Can anyone really say that s(he) has kept the Sabbath? The very thought of 24 four sacred hours spent in total connection to God sounds like an ideal that is beyond our own power to achieve. By connecting to the source of infinite power it is then not an ideal, but a reality. But how does one know that the connection has been made and that one has, in fact, truly kept the Sabbath day in all its purity and devotion? One can refrain from thinking non-Sabbath thoughts as best as one can, or doing non-Sabbath things, i.e., shopping and working out at the gym, but does that constitute true Sabbath keeping? Some may think their efforts amount to Sabbath keeping when, in fact, they are nothing more than formalistic or legalistic exercises that occur but one day a week. Would it not be more spiritually fulfilling to observe the spiritual nature of the Sabbath all week long and all day long, as often as one was able to take a moment for religious reflection?
If the Sabbath is more than just a 24-hour phenomenon, if it is an Endless Sabbath, a virtual Sabbath that has its power supply in the actual seventh day, but that, nevertheless, comes in and out of your waking consciousness as many times as you have need of the spiritual nourishment that true Sabbath-keeping provides, then it could truly be said that the Sabbath was made for man and not man for the Sabbath.
Someone told me once of a neighbor who was so concerned that he'd not keep the Sabbath holy that once he got home from church and had a light meal, he'd go to sleep so as not to provide opportunity for breaking the Sabbath. Of course, one smiles, because in going to bed for the purpose of the not breaking the Sabbath, he was, in fact, breaking the Sabbath. But at least the man's heart was in the right place. Or was it?

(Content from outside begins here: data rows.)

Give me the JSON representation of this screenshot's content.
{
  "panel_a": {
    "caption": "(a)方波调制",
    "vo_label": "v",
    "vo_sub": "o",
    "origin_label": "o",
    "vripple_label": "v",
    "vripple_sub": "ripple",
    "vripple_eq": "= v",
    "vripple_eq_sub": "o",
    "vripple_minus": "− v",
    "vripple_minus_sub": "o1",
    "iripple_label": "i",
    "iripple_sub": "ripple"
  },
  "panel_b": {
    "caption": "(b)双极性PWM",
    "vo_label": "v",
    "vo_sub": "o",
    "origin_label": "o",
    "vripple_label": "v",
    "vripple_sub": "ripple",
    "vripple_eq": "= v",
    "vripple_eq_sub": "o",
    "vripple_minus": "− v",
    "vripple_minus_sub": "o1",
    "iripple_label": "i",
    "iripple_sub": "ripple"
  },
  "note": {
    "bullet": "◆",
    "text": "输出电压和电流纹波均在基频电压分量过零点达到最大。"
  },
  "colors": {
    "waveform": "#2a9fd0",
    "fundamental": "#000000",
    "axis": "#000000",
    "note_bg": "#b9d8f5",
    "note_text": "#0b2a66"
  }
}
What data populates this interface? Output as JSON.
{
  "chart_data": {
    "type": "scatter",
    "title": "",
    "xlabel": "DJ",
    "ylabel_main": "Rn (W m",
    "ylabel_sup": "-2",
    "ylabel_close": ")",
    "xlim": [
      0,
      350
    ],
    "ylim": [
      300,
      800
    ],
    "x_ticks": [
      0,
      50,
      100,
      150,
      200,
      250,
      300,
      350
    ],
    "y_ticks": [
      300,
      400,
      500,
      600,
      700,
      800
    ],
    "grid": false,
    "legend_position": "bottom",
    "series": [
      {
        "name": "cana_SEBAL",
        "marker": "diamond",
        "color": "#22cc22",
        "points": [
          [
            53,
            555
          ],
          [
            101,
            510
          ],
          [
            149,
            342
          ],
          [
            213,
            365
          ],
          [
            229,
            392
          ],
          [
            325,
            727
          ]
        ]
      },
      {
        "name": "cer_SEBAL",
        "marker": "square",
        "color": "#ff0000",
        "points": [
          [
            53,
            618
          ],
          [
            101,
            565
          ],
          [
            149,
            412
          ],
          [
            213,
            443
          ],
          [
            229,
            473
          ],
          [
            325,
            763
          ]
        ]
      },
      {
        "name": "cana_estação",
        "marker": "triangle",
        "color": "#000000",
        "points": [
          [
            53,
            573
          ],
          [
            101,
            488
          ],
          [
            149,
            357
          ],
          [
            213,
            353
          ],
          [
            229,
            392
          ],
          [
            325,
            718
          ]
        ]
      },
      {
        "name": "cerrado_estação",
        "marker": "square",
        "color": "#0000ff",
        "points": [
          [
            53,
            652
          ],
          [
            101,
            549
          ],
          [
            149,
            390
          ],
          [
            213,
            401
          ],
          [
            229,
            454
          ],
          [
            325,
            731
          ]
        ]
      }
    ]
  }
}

Then there are different styles or intensities of Sabbath keeping. Years ago I heard a friend say that when he moved from the Northeast to California he didn't feel comfortable with his Adventist relatives on Sabbath afternoon activities. They'd invite him to go on a yacht and enjoy the water in the San Francisco bay. He would routinely opt to stay home or look for churches with Sabbath afternoon programming instead of joining his Adventist relatives in their preferred Sabbath afternoon activities. The poor have no such problems as they don't have yachts, or oftentimes even a car to get them to church and have to rely on public transportation or their own two feet. Being poor solves a host of problems while creating others.
After I've read my bible and sung a Sabbath vesper hymn on Friday night and washed the few dishes I dirtied in preparing dinner for one, and feeding Callisto, my retriever, I then look for the least offensive DVD I can watch. I was surprised that last Friday night, I enjoyed and lived to tell the tale of watching Pedro Almodovar's Volver with Penelope Cruz. It was a family-oriented movie, but of course, not for every family. But for my family of one, and of course, Callisto never complains as to what I watch, it felt just right for my progressive Adventist Sabbath. I even got a timer to turn on the TV and the DVD player during the Sabbath so I wouldn't have to break that old Judaic injunction about not turning on the light.
Happy Sabbath, however you keep, or try to keep, the holy Seventh day.